On ne sait pas précisément à quel moment le plaignant a subi sa blessure à la main. Il est tout à fait possible que la blessure soit survenue pendant une altercation physique entre le plaignant et un client du restaurant avant l’arrivée des agents. Cela dit, j’admets que la fracture a aussi pu survenir lorsque le plaignant a été porté au sol par l’AI. Quoiqu’il en soit, puisqu’il n’y a aucun motif raisonnable de croire que l’AI a agi autrement qu’en toute légalité pendant son interaction avec le plaignant, il n’y a aucun motif de porter des accusations criminelles dans cette affaire.

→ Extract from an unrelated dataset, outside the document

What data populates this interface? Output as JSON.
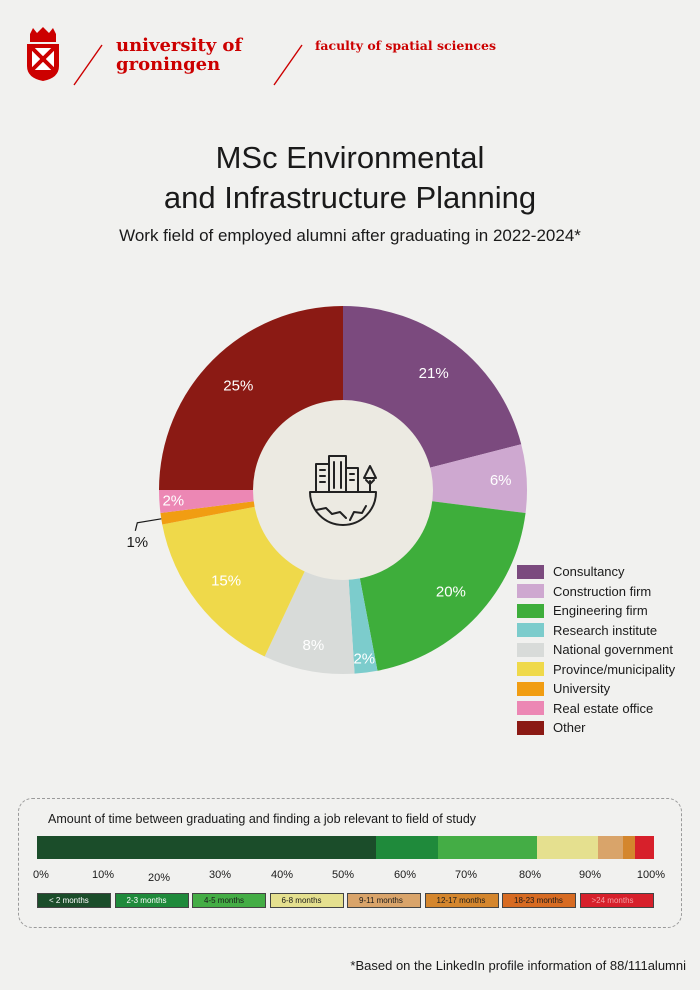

Le dossier est clos.


Date : 25 octobre 2022

Approuvé par voie électronique par

Joseph Martino
Directeur
Unité des enquêtes spéciales

Notes

  • 1) Les enregistrements en question contiennent des renseignements personnels de nature délicate et ne sont donc pas divulgués, aux termes du paragraphe 34(2) de la Loi de 2019 sur l’Unité des enquêtes spéciales. Les parties importantes de ces enregistrements sont résumées ci-dessous. [Retour au texte]

Note:

La version originale anglaise signée du rapport fait autorité. En cas de divergence entre cette version et les versions anglaise ou française en ligne, la version originale anglaise signée du rapport l’emporte.